Comment se produit cette redécouverte de soi par la fiction ? L’auteure ne découvre pas le même dans l’autre : elle voit l’étrangeté de ce qu’elle a toujours considéré comme normal. Sa vie est mise à distance par la fiction. Elle perçoit son identité sous l'angle de l'altérité.

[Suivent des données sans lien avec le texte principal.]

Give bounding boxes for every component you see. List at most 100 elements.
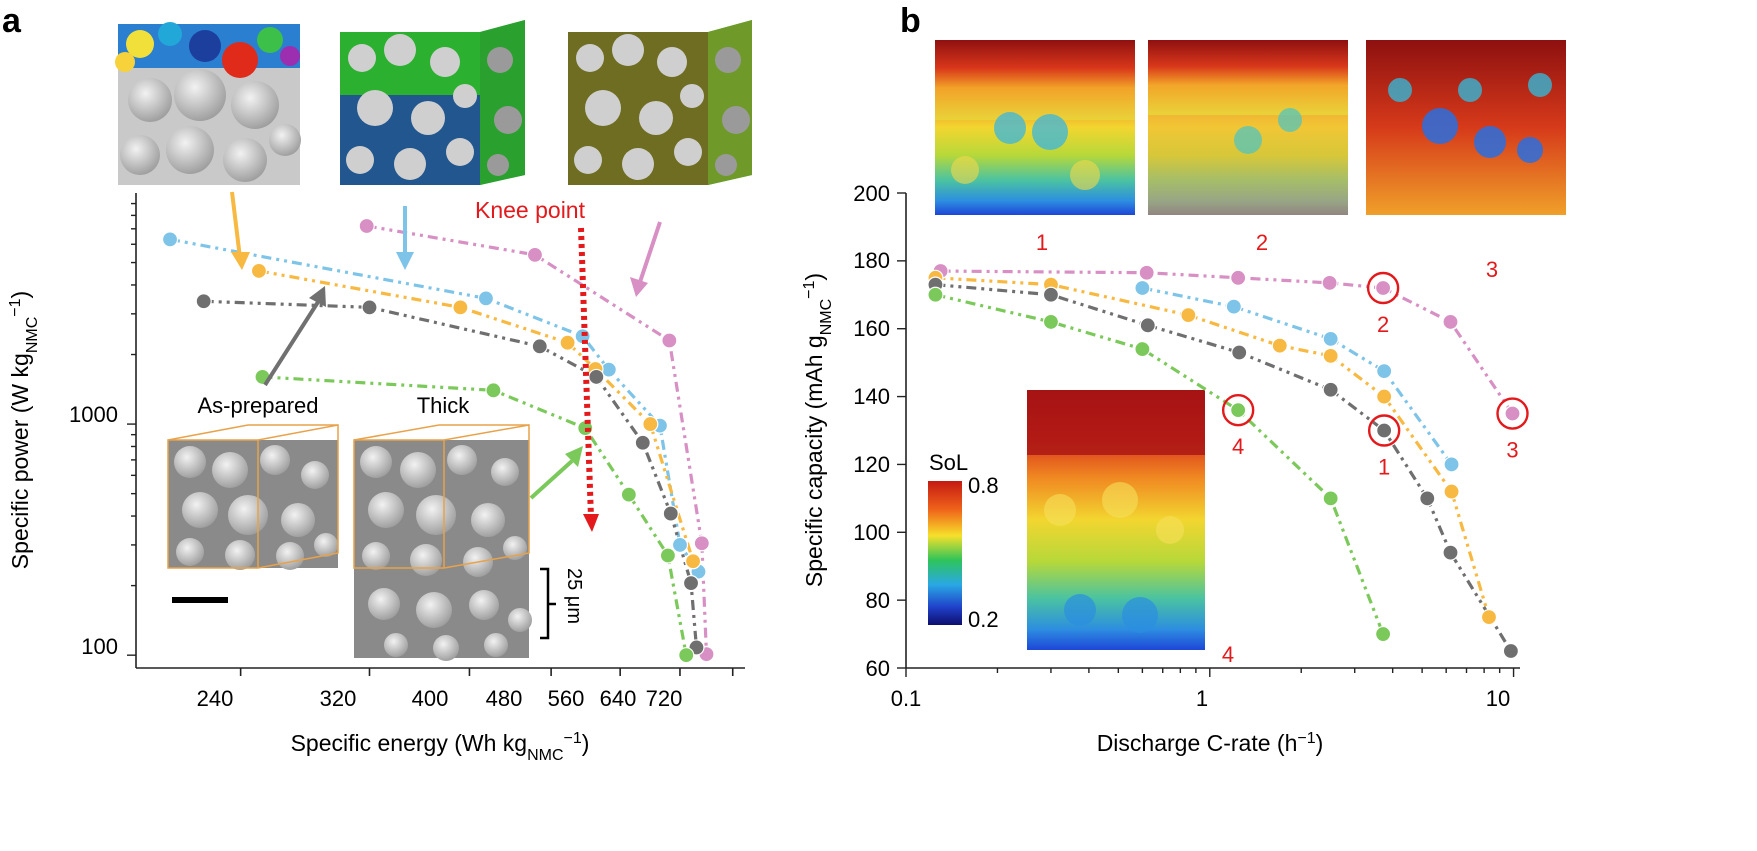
panel-b-point-orange-5 (1376, 388, 1393, 405)
panel-b-point-lightblue-3 (1376, 363, 1393, 380)
panel-a-ylabel: Specific power (W kgNMC−1) (7, 291, 41, 569)
panel-b-plot (927, 262, 1521, 660)
panel-b-point-gray-1 (1042, 286, 1060, 303)
panel-b-point-pink-3 (1321, 274, 1338, 292)
sol-colorbar: SoL 0.8 0.2 (928, 450, 999, 632)
panel-a-point-gray-5 (662, 505, 679, 522)
inset-label-4: 4 (1222, 642, 1234, 667)
panel-b-highlight-1 (1367, 414, 1401, 447)
inset-sol-cube-4 (1027, 390, 1205, 650)
panel-b-point-green-3 (1230, 402, 1247, 419)
panel-a-point-orange-4 (642, 415, 659, 433)
panel-a-point-orange-2 (559, 334, 576, 351)
panel-b-line-gray (935, 283, 1513, 652)
panel-a-annotations: Knee point As-prepared Thick 25 μm (197, 191, 662, 624)
panel-a-point-green-4 (659, 547, 677, 564)
panel-a-ytick-label-100: 100 (81, 634, 118, 659)
panel-b-ytick-label-80: 80 (866, 588, 890, 613)
knee-point-label: Knee point (475, 197, 586, 223)
panel-a-point-pink-0 (358, 217, 375, 235)
panel-a-plot (161, 217, 715, 664)
thickness-bracket (540, 567, 550, 640)
panel-b-point-gray-3 (1231, 344, 1248, 361)
inset-thick-cube (353, 424, 556, 661)
panel-b-ytick-label-160: 160 (853, 316, 890, 341)
arrow-gray (263, 300, 320, 387)
panel-b-ytick-label-200: 200 (853, 181, 890, 206)
panel-b-highlight-label-4: 4 (1232, 434, 1244, 459)
panel-b-point-lightblue-2 (1322, 330, 1339, 347)
knee-point-arrow (578, 227, 594, 519)
panel-b-point-orange-7 (1480, 609, 1498, 626)
panel-b-axes: 0.1 1 10 200 180 160 140 120 100 80 60 D… (801, 181, 1520, 756)
inset-sol-cube-2 (1148, 40, 1348, 215)
scale-bar (172, 597, 228, 603)
panel-a-point-lightblue-1 (477, 290, 495, 307)
panel-a-xtick-label-480: 480 (486, 686, 523, 711)
panel-a-xtick-label-560: 560 (548, 686, 585, 711)
inset-top-segmented-particles (115, 22, 301, 185)
colorbar-title: SoL (929, 450, 968, 475)
arrow-green (529, 459, 574, 500)
inset-sol-cube-3 (1366, 40, 1566, 215)
panel-b-point-green-0 (927, 286, 944, 303)
panel-b-point-orange-3 (1271, 337, 1288, 354)
panel-b-yticks (897, 192, 906, 669)
panel-b-ylabel: Specific capacity (mAh gNMC−1) (801, 273, 835, 587)
panel-a-point-gray-3 (588, 368, 605, 386)
inset-sol-cube-1 (935, 40, 1135, 215)
panel-b-circled-points: 2 1 3 4 (1221, 271, 1529, 480)
inset-label-3: 3 (1486, 257, 1498, 282)
panel-a-yticks (127, 202, 136, 656)
inset-label-2: 2 (1256, 230, 1268, 255)
panel-a-point-orange-0 (250, 262, 268, 280)
colorbar-max-label: 0.8 (968, 473, 999, 498)
panel-b-point-gray-2 (1139, 317, 1156, 334)
panel-b-point-orange-4 (1322, 347, 1339, 364)
panel-b-point-lightblue-1 (1225, 298, 1242, 315)
panel-a-xtick-label-320: 320 (320, 686, 357, 711)
panel-b-point-pink-6 (1504, 405, 1521, 422)
panel-a-point-gray-6 (682, 575, 700, 592)
panel-b-highlight-2 (1366, 271, 1400, 305)
panel-b-ytick-label-60: 60 (866, 656, 890, 681)
panel-a-point-orange-1 (452, 299, 469, 316)
panel-a-xlabel: Specific energy (Wh kgNMC−1) (291, 730, 590, 764)
panel-b-point-gray-6 (1419, 490, 1436, 507)
panel-a-point-green-1 (485, 382, 502, 399)
panel-b-point-green-5 (1375, 625, 1392, 643)
panel-a-point-gray-4 (634, 434, 651, 451)
panel-b-highlight-4 (1221, 393, 1255, 427)
panel-b-point-gray-5 (1376, 422, 1393, 439)
panel-a-point-gray-0 (195, 293, 212, 310)
panel-a-xtick-label-400: 400 (412, 686, 449, 711)
panel-a-xtick-label-720: 720 (646, 686, 683, 711)
panel-a-line-gray (203, 299, 699, 648)
panel-a-point-pink-1 (526, 246, 544, 263)
arrow-orange (230, 191, 242, 259)
panel-b-point-pink-1 (1138, 264, 1155, 281)
panel-a-point-green-5 (678, 647, 695, 664)
panel-a-point-gray-1 (361, 299, 378, 316)
panel-b-highlight-label-3: 3 (1506, 438, 1518, 463)
inset-top-blue-phase-cube (340, 20, 525, 185)
thick-label: Thick (417, 393, 471, 418)
inset-label-1: 1 (1036, 230, 1048, 255)
panel-b-xtick-label-10: 10 (1486, 686, 1510, 711)
panel-a-point-lightblue-0 (161, 231, 179, 248)
panel-b-highlight-3 (1496, 397, 1529, 430)
panel-a-line-orange (258, 269, 695, 562)
scale-bar-label: 25 μm (563, 568, 585, 624)
panel-a-point-pink-2 (661, 332, 678, 349)
panel-b-point-orange-6 (1443, 483, 1460, 500)
inset-as-prepared-cube (167, 424, 339, 603)
panel-b-highlight-label-1: 1 (1378, 455, 1390, 480)
as-prepared-label: As-prepared (197, 393, 318, 418)
panel-b-point-lightblue-4 (1443, 456, 1460, 473)
panel-b-point-green-4 (1322, 490, 1339, 507)
panel-b-point-lightblue-0 (1134, 279, 1151, 297)
panel-a-xtick-label-640: 640 (600, 686, 637, 711)
panel-b-point-orange-2 (1180, 307, 1197, 324)
panel-letter-b: b (900, 2, 921, 40)
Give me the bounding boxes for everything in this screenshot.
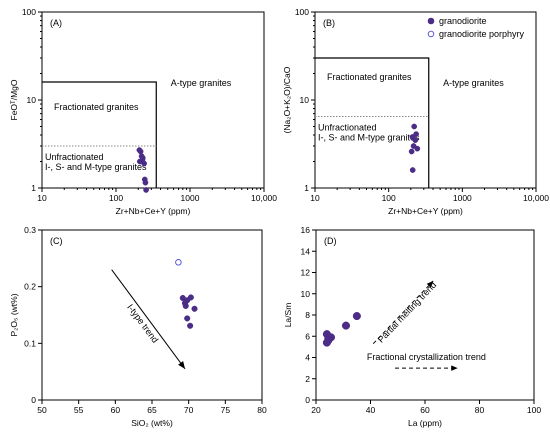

Issue d'une double noblesse (les familles Murat, noblesse d'Empire, et Albert de Luynes, de plus ancienne extraction), Laure Murat s'interroge sur son étonnante proximité avec la société aristocratique décrite dans la Recherche, « univers à l’évidence lointain, révolu, et pourtant si familier ». Elle fonde son analyse sur trois notions centrales dans l’œuvre de Proust : le nom ; la représentation ; le temps. Les aristocrates sont ceux qui sont toujours en représentation : c’est pourquoi ils peuvent être si facilement enfermés dans une fiction, et pourquoi leurs portraits sonnent si justes (et, chez Proust, de manière aussi hilarante). Car, contrairement à ce que l’on pense souvent, Proust n’exalte pas l’aristocratie française (dans un livre qui serait plein de duchesses). Bien au contraire, il en montre toute la vulgarité, la trivialité, le caractère anachronique.

On sait que Proust a visité l’hôtel de la famille Murat, dans le quartier de la plaine Monceau à Paris. Il a raillé les Murat dans ses pastiches de Saint-Simon. Des membres de la famille de Laure Murat se retrouvent dans l’œuvre de l’écrivain : Robert de Saint-Loup est l’ami de son arrière-grand-oncle, le duc d’Uzès, à qui il sert de témoin lors d’un duel dans A l’ombre des jeunes filles en fleurs. « Lorsque, encore adolescent, mon père comprit en lisant A la recherche du temps perdu que sa grand-mère avait connu Proust, il la pressa de questions. "Ah oui, répondit-elle évasivement, ce petit journaliste que je mettais en bout de table…" Il ne put rien en tirer de plus. » Ainsi s’explique pour elle « ce climat de confusion entre la littérature et la vie où j’avais baigné ». L’humour n’est d’ailleurs pas absent d’un univers par ailleurs guindé : le domestique qui se prend les pieds dans le tapis en portant le café, et renverse la porcelaine de Sèvres, annonce dignement « Eh bien voilà, le café est servi. » On le croirait tout droit sorti d’un roman de Proust. La mère de l’auteure, tout en étant d’un classicisme et d’une froideur à toute épreuve, s’évade en écrivant des biographies historiques à ses heures. Et son père, tout en étant pris dans son milieu, est un original qui s’est construit un rôle de « paresseux professionnel » et de « riche amateur », plaçant la littérature au-dessus de tout. Ce milieu, il faudra peu de temps à Laure Murat pour en sortir (elle prend son indépendance à dix-neuf ans). Mais bien plus longtemps pour le comprendre.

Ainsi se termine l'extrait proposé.